A night-light might seem helpful, but experts warn they can do more harm than good. Even a small light can disrupt a child’s circadian rhythms and serve as a bull’s-eye for the Gauntwings, who cannot hear or smell, and hunt their prey using only their hyperdeveloped sense of sight. The only way to evade the Gauntwings is to live your life in total darkness.
My child is also afraid of the drain. Is that normal?
I am going to assume you mean the Drain of Ga, and yes, it’s normal for her to be afraid of it. After all, it’s a giant, swirling portal in the sky that looks like a screaming mouth. Ever since it first replaced the sun last week, it has been growing in size and anger. Nobody knows where it came from or what’s going on with it. It’s terrifying.
When my daughter gets upset about monsters, my husband makes jokes to try to cheer her up. I am worried that he is making the problem worse. What do you think?
Your husband is probably a monster. Drug him at dinner, and when he’s unconscious, strip his body naked. If he’s been “husked,” he will have the Mark of Corthar on his chest (see link). If he has the mark, cut off his head.
How long will this phase last?
Experts agree that the Age of Monsters is just getting started. There is no end in sight. This is simply the “new normal,” and we all have to accept it.
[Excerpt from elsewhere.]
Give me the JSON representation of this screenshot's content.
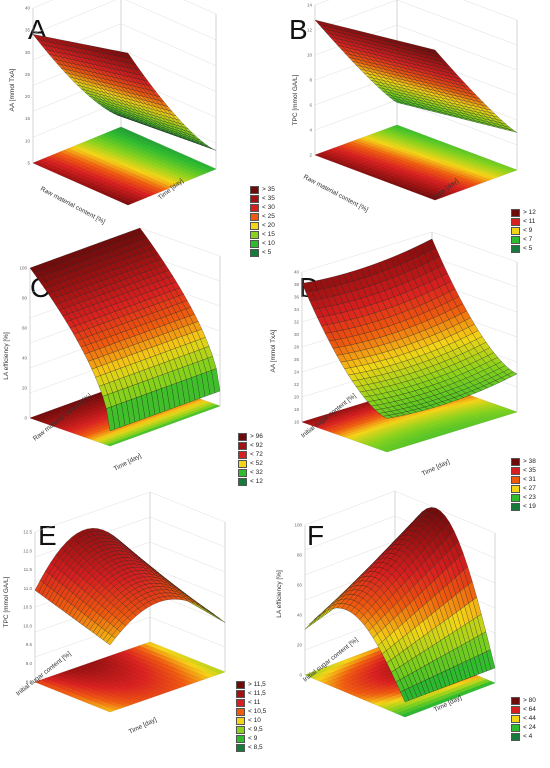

What do I do if I’m feeling overwhelmed?
Don’t beat yourself up about it. In these scary haunted times, it’s normal to occasionally feel stressed. If possible, try to carve out some daily “me” time. Maybe it’s a glass of wine in the bath while your daughter watches an educational cartoon in the next room? Maybe it’s a full bottle of whiskey on the roof while you fire your shotgun at the sky, screaming at the monsters to “just kill me already”? Regardless, it’s important to do what you can to manage your anxiety. Otherwise, you might end up “modeling” nervous behavior for your child, which could in turn cause her to experience stress of her own.
Or maybe you should just be straight with her.
What do you mean?
Maybe, when your child asks if something’s wrong, you should just tell her the truth: “Yes. Something is very wrong. Monsters are real and they are out there everywhere, trying to kill us.”
Won’t that freak her out?
She’s freaked out already. And she should be. The world as we know it is over, and it’s never coming back.
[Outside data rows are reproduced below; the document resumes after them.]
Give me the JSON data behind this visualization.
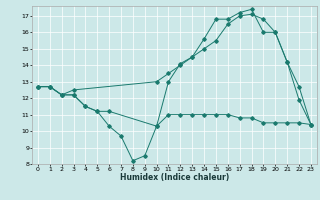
{
  "xlabel": "Humidex (Indice chaleur)",
  "bg_color": "#cce8e8",
  "line_color": "#1a7a6e",
  "xlim": [
    -0.5,
    23.5
  ],
  "ylim": [
    8,
    17.6
  ],
  "yticks": [
    8,
    9,
    10,
    11,
    12,
    13,
    14,
    15,
    16,
    17
  ],
  "xticks": [
    0,
    1,
    2,
    3,
    4,
    5,
    6,
    7,
    8,
    9,
    10,
    11,
    12,
    13,
    14,
    15,
    16,
    17,
    18,
    19,
    20,
    21,
    22,
    23
  ],
  "line1_x": [
    0,
    1,
    2,
    3,
    4,
    5,
    6,
    10,
    11,
    12,
    13,
    14,
    15,
    16,
    17,
    18,
    19,
    20,
    21,
    22,
    23
  ],
  "line1_y": [
    12.7,
    12.7,
    12.2,
    12.2,
    11.5,
    11.2,
    11.2,
    10.3,
    11.0,
    11.0,
    11.0,
    11.0,
    11.0,
    11.0,
    10.8,
    10.8,
    10.5,
    10.5,
    10.5,
    10.5,
    10.4
  ],
  "line2_x": [
    0,
    1,
    2,
    3,
    4,
    5,
    6,
    7,
    8,
    9,
    10,
    11,
    12,
    13,
    14,
    15,
    16,
    17,
    18,
    19,
    20,
    21,
    22,
    23
  ],
  "line2_y": [
    12.7,
    12.7,
    12.2,
    12.2,
    11.5,
    11.2,
    10.3,
    9.7,
    8.2,
    8.5,
    10.3,
    13.0,
    14.1,
    14.5,
    15.6,
    16.8,
    16.8,
    17.2,
    17.4,
    16.0,
    16.0,
    14.2,
    11.9,
    10.4
  ],
  "line3_x": [
    0,
    1,
    2,
    3,
    10,
    11,
    12,
    13,
    14,
    15,
    16,
    17,
    18,
    19,
    20,
    21,
    22,
    23
  ],
  "line3_y": [
    12.7,
    12.7,
    12.2,
    12.5,
    13.0,
    13.5,
    14.0,
    14.5,
    15.0,
    15.5,
    16.5,
    17.0,
    17.1,
    16.8,
    16.0,
    14.2,
    12.7,
    10.4
  ]
}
So, what are you saying? What am I supposed to do? Just give up?
You could give up.
Or you could fight.
What are you talking about?
I’m talking about taking those monster bastards down.
Whoa, whoa, whoa—hold on. Isn’t that impossible?
Maybe. But isn’t it worth a shot? Isn’t it better than just sitting there, waiting to die?
I know. But you’re stronger than you think. You can do this.
Research the monsters. Learn their weaknesses. Develop a strategy. Stockpile weapons. Train obsessively. Strengthen your body and your mind.
And then what?
When the moment comes, look your child in the eye. Tell her that the stakes are high, but you’re not giving up. Tell her that you will do anything you can to protect her, and even though it’s possible you’ll fail, you’re going to fight for her with everything you’ve got. Tell her, “If these motherfucking monsters think that they can fuck with my family without me shooting them first in the face, they need to get their heads examined, because I’m going to come at them so fucking hard right now.” Watch the strength return to your child as she sees you’re in no way fucking around. Listen with pride as she vows to fight the monsters by your side. Look out the window and stare down the monsters together. Dare them to fuck with your family. Dare them to fuck with the people that you love. Take your child by the hand. Arm her to the teeth. Tell her you love her. Open the door.